= Josef Freiherrn Bogdan von Sturmbruck =

Austrian soldier

Joseph Freiherr Bogdan von Sturmbruck (19 September 1769, in Egervár – 14 May 1827, in Galicia) was an Austrian Lieutenant Field Marshal who fought for Austria in the French Revolutionary and Napoleonic wars.

==Biography==
Born in Egervár, Hungary, Habsburg monarchy, Bogdan's social status was elevated in 1802 to Freiherr with the predicate "von Sturmbruck".

Bogdan was born in 1768 in Egervár (Hungary). He entered the cuirassiers of Schakmin (later the 6th Dragoon Regiment) of the Austrian Army as a gentleman volunteer cadet on 8 June 1786. Two years later he was promoted to corporal 1 June 1788, standard bearer on November 16 of the same year, and a year later to Maréchal des logis-chef (equivalent to sergent-chef) on 4 June 1789.

Bogdan was commissioned as a lieutenant by the Aulic Council of the war on 16 March 1790 and was posted to the Uhlan Free Corps of Joseph Freiherr von Motschlitz (later 2nd Uhlan Regiment).

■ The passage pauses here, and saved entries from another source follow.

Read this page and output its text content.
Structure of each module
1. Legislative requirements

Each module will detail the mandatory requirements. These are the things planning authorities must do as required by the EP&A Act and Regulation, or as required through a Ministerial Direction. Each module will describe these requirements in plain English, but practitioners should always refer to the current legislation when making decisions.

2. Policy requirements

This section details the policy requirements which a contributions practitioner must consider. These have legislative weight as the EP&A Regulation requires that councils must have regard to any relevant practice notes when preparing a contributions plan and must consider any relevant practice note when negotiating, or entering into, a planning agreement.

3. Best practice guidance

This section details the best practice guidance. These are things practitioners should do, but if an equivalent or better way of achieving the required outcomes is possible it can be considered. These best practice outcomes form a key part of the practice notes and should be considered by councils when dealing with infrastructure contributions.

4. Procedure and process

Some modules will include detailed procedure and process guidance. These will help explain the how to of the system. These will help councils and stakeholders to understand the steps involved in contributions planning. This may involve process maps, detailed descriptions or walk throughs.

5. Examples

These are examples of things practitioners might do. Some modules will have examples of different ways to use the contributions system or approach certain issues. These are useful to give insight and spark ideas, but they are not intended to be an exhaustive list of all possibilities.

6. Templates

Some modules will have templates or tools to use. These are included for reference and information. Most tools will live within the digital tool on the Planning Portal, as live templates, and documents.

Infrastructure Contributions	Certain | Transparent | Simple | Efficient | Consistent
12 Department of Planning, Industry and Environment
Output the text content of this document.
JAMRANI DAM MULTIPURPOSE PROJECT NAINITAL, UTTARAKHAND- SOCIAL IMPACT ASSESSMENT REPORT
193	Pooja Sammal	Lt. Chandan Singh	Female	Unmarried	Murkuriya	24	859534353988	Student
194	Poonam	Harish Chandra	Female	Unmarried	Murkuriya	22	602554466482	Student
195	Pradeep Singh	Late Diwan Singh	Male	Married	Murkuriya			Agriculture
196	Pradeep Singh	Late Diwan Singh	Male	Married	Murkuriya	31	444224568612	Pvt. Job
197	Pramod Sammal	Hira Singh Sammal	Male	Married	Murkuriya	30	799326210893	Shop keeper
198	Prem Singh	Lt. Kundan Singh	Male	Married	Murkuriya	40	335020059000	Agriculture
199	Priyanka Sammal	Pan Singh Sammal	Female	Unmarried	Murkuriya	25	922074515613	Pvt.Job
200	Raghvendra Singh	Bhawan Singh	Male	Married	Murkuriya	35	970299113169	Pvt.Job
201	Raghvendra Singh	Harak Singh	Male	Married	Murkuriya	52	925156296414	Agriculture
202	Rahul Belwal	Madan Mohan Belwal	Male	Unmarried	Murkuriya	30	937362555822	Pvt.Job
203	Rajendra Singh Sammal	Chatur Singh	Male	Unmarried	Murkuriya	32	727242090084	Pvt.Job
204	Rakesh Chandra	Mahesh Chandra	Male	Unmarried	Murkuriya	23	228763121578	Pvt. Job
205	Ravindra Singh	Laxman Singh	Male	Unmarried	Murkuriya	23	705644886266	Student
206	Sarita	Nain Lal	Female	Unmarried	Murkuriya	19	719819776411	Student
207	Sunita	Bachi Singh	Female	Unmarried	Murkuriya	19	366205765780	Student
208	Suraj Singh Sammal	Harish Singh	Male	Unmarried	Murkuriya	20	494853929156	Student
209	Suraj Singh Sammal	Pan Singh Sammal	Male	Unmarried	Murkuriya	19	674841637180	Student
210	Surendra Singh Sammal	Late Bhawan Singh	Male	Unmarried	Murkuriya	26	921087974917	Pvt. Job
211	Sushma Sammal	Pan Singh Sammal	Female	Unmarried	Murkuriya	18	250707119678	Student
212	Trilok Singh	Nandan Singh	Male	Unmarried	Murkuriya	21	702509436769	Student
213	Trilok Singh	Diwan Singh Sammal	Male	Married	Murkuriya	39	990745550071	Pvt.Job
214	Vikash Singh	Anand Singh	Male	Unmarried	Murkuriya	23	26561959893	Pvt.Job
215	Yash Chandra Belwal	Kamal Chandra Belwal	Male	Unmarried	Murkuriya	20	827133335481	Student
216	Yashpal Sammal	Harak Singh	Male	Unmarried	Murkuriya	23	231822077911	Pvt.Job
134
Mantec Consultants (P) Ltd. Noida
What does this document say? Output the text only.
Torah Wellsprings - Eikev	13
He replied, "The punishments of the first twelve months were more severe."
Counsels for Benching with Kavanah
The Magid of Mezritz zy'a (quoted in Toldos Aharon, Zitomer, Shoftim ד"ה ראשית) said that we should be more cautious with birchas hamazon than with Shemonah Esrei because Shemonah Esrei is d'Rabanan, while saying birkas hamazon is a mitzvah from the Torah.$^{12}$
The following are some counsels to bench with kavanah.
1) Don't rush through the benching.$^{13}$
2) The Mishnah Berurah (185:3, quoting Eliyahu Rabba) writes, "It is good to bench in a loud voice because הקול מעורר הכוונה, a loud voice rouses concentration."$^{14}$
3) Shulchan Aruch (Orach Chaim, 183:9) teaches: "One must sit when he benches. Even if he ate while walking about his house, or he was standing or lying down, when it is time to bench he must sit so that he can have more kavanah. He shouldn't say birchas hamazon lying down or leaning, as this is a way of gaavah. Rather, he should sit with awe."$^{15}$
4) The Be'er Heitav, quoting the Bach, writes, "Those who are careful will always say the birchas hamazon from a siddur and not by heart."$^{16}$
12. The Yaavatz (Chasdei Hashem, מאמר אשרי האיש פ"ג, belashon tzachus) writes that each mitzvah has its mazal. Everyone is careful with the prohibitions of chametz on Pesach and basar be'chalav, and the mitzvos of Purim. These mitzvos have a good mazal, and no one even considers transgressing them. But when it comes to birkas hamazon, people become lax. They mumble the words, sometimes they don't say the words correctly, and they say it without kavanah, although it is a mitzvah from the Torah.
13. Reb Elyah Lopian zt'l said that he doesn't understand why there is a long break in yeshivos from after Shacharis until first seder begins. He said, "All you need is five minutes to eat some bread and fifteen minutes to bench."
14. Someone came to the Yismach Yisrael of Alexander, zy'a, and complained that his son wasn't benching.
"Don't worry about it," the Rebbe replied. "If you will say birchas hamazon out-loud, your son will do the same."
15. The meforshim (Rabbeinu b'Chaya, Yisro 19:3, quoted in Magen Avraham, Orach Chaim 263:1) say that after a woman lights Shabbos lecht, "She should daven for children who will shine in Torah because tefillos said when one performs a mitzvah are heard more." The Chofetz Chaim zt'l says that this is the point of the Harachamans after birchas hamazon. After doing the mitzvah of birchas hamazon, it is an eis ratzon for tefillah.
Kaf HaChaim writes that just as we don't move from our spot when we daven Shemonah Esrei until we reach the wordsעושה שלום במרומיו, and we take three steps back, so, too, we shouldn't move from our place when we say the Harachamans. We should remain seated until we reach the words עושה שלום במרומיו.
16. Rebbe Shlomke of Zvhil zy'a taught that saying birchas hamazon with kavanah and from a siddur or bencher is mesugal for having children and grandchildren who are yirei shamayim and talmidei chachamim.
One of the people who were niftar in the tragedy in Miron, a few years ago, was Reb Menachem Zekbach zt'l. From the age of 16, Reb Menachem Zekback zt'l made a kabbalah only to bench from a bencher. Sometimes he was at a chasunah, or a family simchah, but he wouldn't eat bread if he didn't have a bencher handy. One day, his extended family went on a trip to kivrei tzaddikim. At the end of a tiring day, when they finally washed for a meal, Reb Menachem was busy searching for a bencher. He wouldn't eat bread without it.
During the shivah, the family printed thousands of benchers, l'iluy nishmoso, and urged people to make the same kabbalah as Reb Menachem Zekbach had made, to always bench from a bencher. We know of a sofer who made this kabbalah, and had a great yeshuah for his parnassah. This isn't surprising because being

While serving in this regiment, he fought in the campaign of 1793—1794.

By 1799 Bogdan was a captain-commander of the same regiment, which was part of the corps that the Archduke Charles detached under the orders of Field Marshal-Lieutenant Prince of Schwarzenberg in Mannheim to observe the Rhine. Captain Bogdan distinguished himself in the defence of the Heidelberg Bridge and for this feat of arms received the Knight's Cross of the Order of Maria Theresa and a little later the title of Freiherr von Sturmbruck( baron of Sturmbrück).

Bogdan was commissioned Major to the 1st Uhlans (Uhlans of Merveldt) on 18 November 1800, lieutenant-colonel in this regiment on 6 June 1804. His regiment served in the campaign of 1805 as part of Kienmayer's light division. He was promoted to colonel on 4 April 1807, and to general-major on 22 July 1809 after the Battle of Essling.

During 1814 in the Austrian army in Italy, he commanded a brigade at the Battle of the Mincio River. In 1815 Bogdan was assigned to command one of the brigades of Crenneville Division, of the I Corps of the Austo-German Army of the Upper Rhine. On 3 July General Bogdan, with the advanced guard of the Austrian I Corps, having been reinforced by Lieutenant Field Marshal Radivojevich, attacked the French at Oyonnax, beyond St. Claude, where the French General Maransin had taken up a favourable position with a force of 2,000 men. The Austrians turned Maransin's left flank, and forced the French to retire. The I Corps reached Bourg-en-Bresse on 9 July.

Bogdan was promoted Field-Marshal-Lieutenant 12 January 1823, and called to command of the Lemberg division. Bogdan died in Lemberg, Galicia, then part of Ruthenia, formerly part of Polish Kingdom (now in Lviv in Western Ukraine), on May 44, 1827

==Family==
He was married to Aloysia Sophia Charlotte van Greiffenclau-Vollrads on 13 July 1804 but the marriage didn't last long. On 13 February 1809, he married Elizabeth von Thure-Hokonstein-Choltitz with whom they had two children: Ferdinant Johan-Nepomuk Bogdan (1810–1827) and Theresa Bogdan von Sturmbruck (1816–1860).